Luck As A Cop-Out
The word luck makes me slightly uncomfortable; for me, it conjures images of four leaf clovers and little leprechauns dressed in green. When something positive happens and someone tells me I’m lucky, I resent that statement. Chalking up successes to “luck” feels like admitting that it is simply by chance that things have gone well. I have adopted a very active idea of success.
Over time, the pattern I’ve come to realize is one where my external life is a reflection, a mirror image of what’s going on inside for me. During times when I am thriving, most internally, I feel at peace, I feel at ease, and it reflects in the world around me. Similarly, when I am anxious, terrified, and worrying myself to sleep, I seem to attract more and more negativity. This viewpoint of success as something that correlates directly with our mental state is a powerful one, but also one riddled with responsibility.
Ultimately, this means that my success is determined by me, rather than an external force. Day-to-day, I have a choice as to what I choose to focus on. When I choose to consciously be grateful for everything I have and hold a positive mindset for what is to come, life moves along more smoothly. That being said, a constant, positive mindset is absolutely not the goal. In my times of solitude, of contemplation and of worry, in times when I choose to retreat, some of my greatest creative ideas come forth. There is something to be said for these “dark nights of the soul.” Somehow, facing the darkness allows you to become better equipped for when the tides turn as if your lowest low makes way for your highest high.

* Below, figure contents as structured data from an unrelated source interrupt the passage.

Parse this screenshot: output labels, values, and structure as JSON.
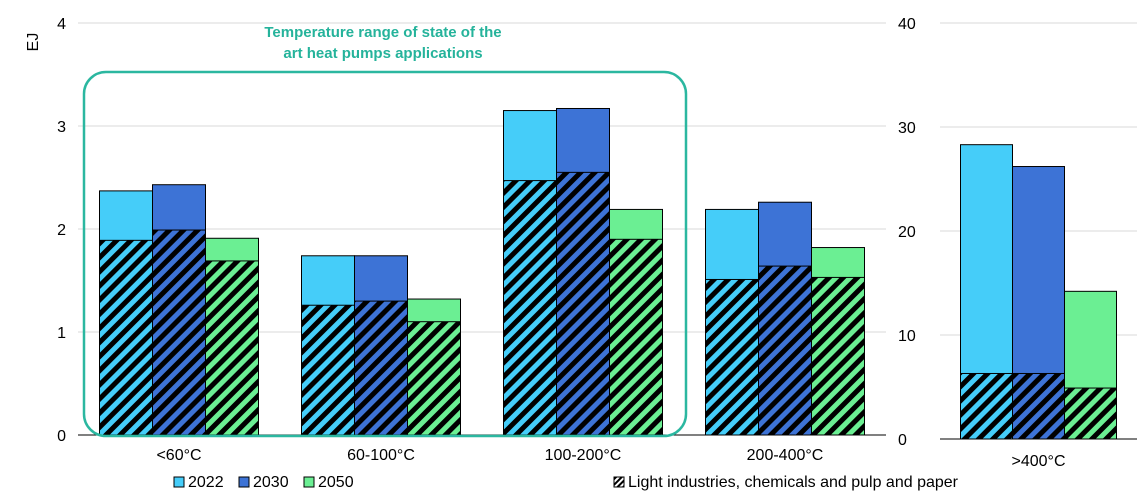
{
  "colors": {
    "y2022": "#45CDF9",
    "y2030": "#3D73D6",
    "y2050": "#6BEF93",
    "highlight_box": "#2BB7A0",
    "highlight_text": "#25B39B",
    "axis": "#000000",
    "grid": "#D9D9D9"
  },
  "chart_data": [
    {
      "type": "bar",
      "ylabel": "EJ",
      "ylim": [
        0,
        4
      ],
      "yticks": [
        "0",
        "1",
        "2",
        "3",
        "4"
      ],
      "grid": true,
      "categories": [
        "<60°C",
        "60-100°C",
        "100-200°C",
        "200-400°C"
      ],
      "series": [
        {
          "name": "2022",
          "values": [
            2.37,
            1.74,
            3.15,
            2.19
          ],
          "light_industries": [
            1.89,
            1.26,
            2.47,
            1.51
          ]
        },
        {
          "name": "2030",
          "values": [
            2.43,
            1.74,
            3.17,
            2.26
          ],
          "light_industries": [
            1.99,
            1.3,
            2.55,
            1.64
          ]
        },
        {
          "name": "2050",
          "values": [
            1.91,
            1.32,
            2.19,
            1.82
          ],
          "light_industries": [
            1.69,
            1.1,
            1.9,
            1.53
          ]
        }
      ],
      "annotation": {
        "text_line1": "Temperature range of state of the",
        "text_line2": "art heat pumps applications",
        "spans_categories": [
          "<60°C",
          "60-100°C",
          "100-200°C"
        ]
      }
    },
    {
      "type": "bar",
      "ylim": [
        0,
        40
      ],
      "yticks": [
        "0",
        "10",
        "20",
        "30",
        "40"
      ],
      "grid": true,
      "categories": [
        ">400°C"
      ],
      "series": [
        {
          "name": "2022",
          "values": [
            28.3
          ],
          "light_industries": [
            6.3
          ]
        },
        {
          "name": "2030",
          "values": [
            26.2
          ],
          "light_industries": [
            6.3
          ]
        },
        {
          "name": "2050",
          "values": [
            14.2
          ],
          "light_industries": [
            4.9
          ]
        }
      ]
    }
  ],
  "legend": {
    "placement": "bottom",
    "items": [
      {
        "label": "2022",
        "color_key": "y2022",
        "pattern": false
      },
      {
        "label": "2030",
        "color_key": "y2030",
        "pattern": false
      },
      {
        "label": "2050",
        "color_key": "y2050",
        "pattern": false
      },
      {
        "label": "Light industries, chemicals and pulp and paper",
        "pattern": true
      }
    ]
  }
}
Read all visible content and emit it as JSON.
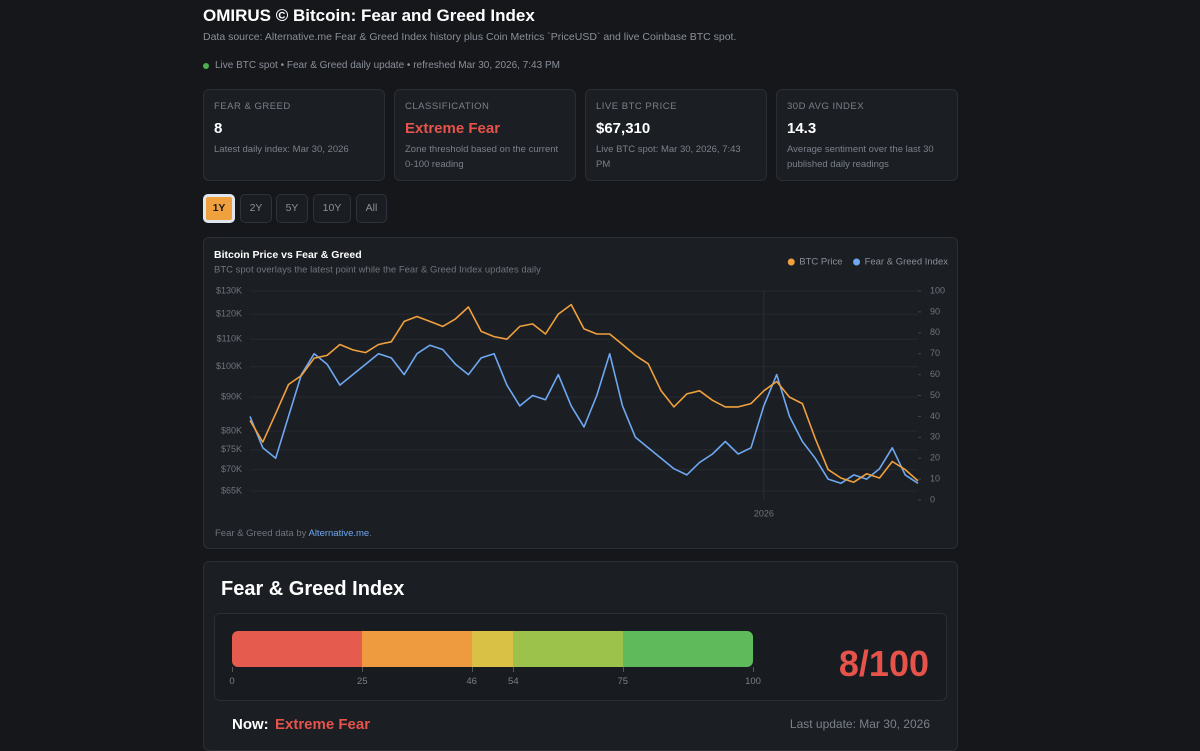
{
  "header": {
    "title": "OMIRUS © Bitcoin: Fear and Greed Index",
    "subtitle": "Data source: Alternative.me Fear & Greed Index history plus Coin Metrics `PriceUSD` and live Coinbase BTC spot.",
    "status": "Live BTC spot • Fear & Greed daily update • refreshed Mar 30, 2026, 7:43 PM"
  },
  "cards": [
    {
      "label": "FEAR & GREED",
      "value": 8,
      "note": "Latest daily index: Mar 30, 2026"
    },
    {
      "label": "CLASSIFICATION",
      "value": "Extreme Fear",
      "note": "Zone threshold based on the current 0-100 reading"
    },
    {
      "label": "LIVE BTC PRICE",
      "value": "$67,310",
      "note": "Live BTC spot: Mar 30, 2026, 7:43 PM"
    },
    {
      "label": "30D AVG INDEX",
      "value": 14.3,
      "note": "Average sentiment over the last 30 published daily readings"
    }
  ],
  "ranges": [
    "1Y",
    "2Y",
    "5Y",
    "10Y",
    "All"
  ],
  "chart_data": {
    "type": "line",
    "title": "Bitcoin Price vs Fear & Greed",
    "subtitle": "BTC spot overlays the latest point while the Fear & Greed Index updates daily",
    "categories": [
      null,
      null,
      null,
      null,
      null,
      null,
      null,
      null,
      null,
      null,
      null,
      null,
      null,
      null,
      null,
      null,
      null,
      null,
      null,
      null,
      null,
      null,
      null,
      null,
      null,
      null,
      null,
      null,
      null,
      null,
      null,
      null,
      null,
      null,
      null,
      null,
      null,
      null,
      null,
      null,
      "2026",
      null,
      null,
      null,
      null,
      null,
      null,
      null,
      null,
      null,
      null,
      null,
      null
    ],
    "series": [
      {
        "name": "BTC Price",
        "color": "#f0a03c",
        "axis": "y",
        "values": [
          83000,
          77000,
          85000,
          94000,
          97000,
          103000,
          104000,
          108000,
          106000,
          105000,
          108000,
          109000,
          117000,
          119000,
          117000,
          115000,
          118000,
          123000,
          113000,
          111000,
          110000,
          115000,
          116000,
          112000,
          120000,
          124000,
          114000,
          112000,
          112000,
          108000,
          104000,
          101000,
          92000,
          87000,
          91000,
          92000,
          89000,
          87000,
          87000,
          88000,
          92000,
          95000,
          90000,
          88000,
          78000,
          70000,
          68000,
          67000,
          69000,
          68000,
          72000,
          70000,
          67310
        ]
      },
      {
        "name": "Fear & Greed Index",
        "color": "#6ea8f0",
        "axis": "y2",
        "values": [
          40,
          25,
          20,
          40,
          60,
          70,
          65,
          55,
          60,
          65,
          70,
          68,
          60,
          70,
          74,
          72,
          65,
          60,
          68,
          70,
          55,
          45,
          50,
          48,
          60,
          45,
          35,
          50,
          70,
          45,
          30,
          25,
          20,
          15,
          12,
          18,
          22,
          28,
          22,
          25,
          45,
          60,
          40,
          28,
          20,
          10,
          8,
          12,
          10,
          15,
          25,
          12,
          8
        ]
      }
    ],
    "ylim": [
      63000,
      130000
    ],
    "yscale": "log",
    "yticks": [
      {
        "value": 130000,
        "label": "$130K"
      },
      {
        "value": 120000,
        "label": "$120K"
      },
      {
        "value": 110000,
        "label": "$110K"
      },
      {
        "value": 100000,
        "label": "$100K"
      },
      {
        "value": 90000,
        "label": "$90K"
      },
      {
        "value": 80000,
        "label": "$80K"
      },
      {
        "value": 75000,
        "label": "$75K"
      },
      {
        "value": 70000,
        "label": "$70K"
      },
      {
        "value": 65000,
        "label": "$65K"
      }
    ],
    "y2lim": [
      0,
      100
    ],
    "y2ticks": [
      0,
      10,
      20,
      30,
      40,
      50,
      60,
      70,
      80,
      90,
      100
    ],
    "legend": "top-right"
  },
  "credit": {
    "text": "Fear & Greed data by ",
    "link": "Alternative.me",
    "end": "."
  },
  "gauge": {
    "title": "Fear & Greed Index",
    "ticks": [
      0,
      25,
      46,
      54,
      75,
      100
    ],
    "colors": [
      "#e55b4d",
      "#ee9a3e",
      "#d9c146",
      "#9cc24b",
      "#5fba5c"
    ],
    "reading": "8/100",
    "now_label": "Now:",
    "now_value": "Extreme Fear",
    "updated": "Last update: Mar 30, 2026"
  }
}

Perhaps the word “luck” bothers me because it feels too easy. As someone who puts a lot of energy into consciously focusing on what I want to achieve, express, and cultivate, the idea that an external force of luck could grant these wishes like a genie feels cheap. I prefer the idea that each difficult situation is grooming me for the next beautiful one. Each challenge is creating in me the depth of character necessary to achieve my highest good, and each anxiety-riddled and sleepless night is giving me what will make me more equipped to serve something greater.
So to me, luck feels like a cop out. At times when good things happen, like winning the lottery, there is the possibility that success is left to probability. But more often than not, I think we cultivate the good that comes our way and when we receive good we have a duty to give back. Let’s not use the fallacy of luck to take ourselves off the hook.
The good in my life is a direct reflection of my ability to learn to cope with the bad in ways that I’m proud of. Living is hard work and I’d rather do the heavy lifting of personal growth than sit around waiting for luck to strike.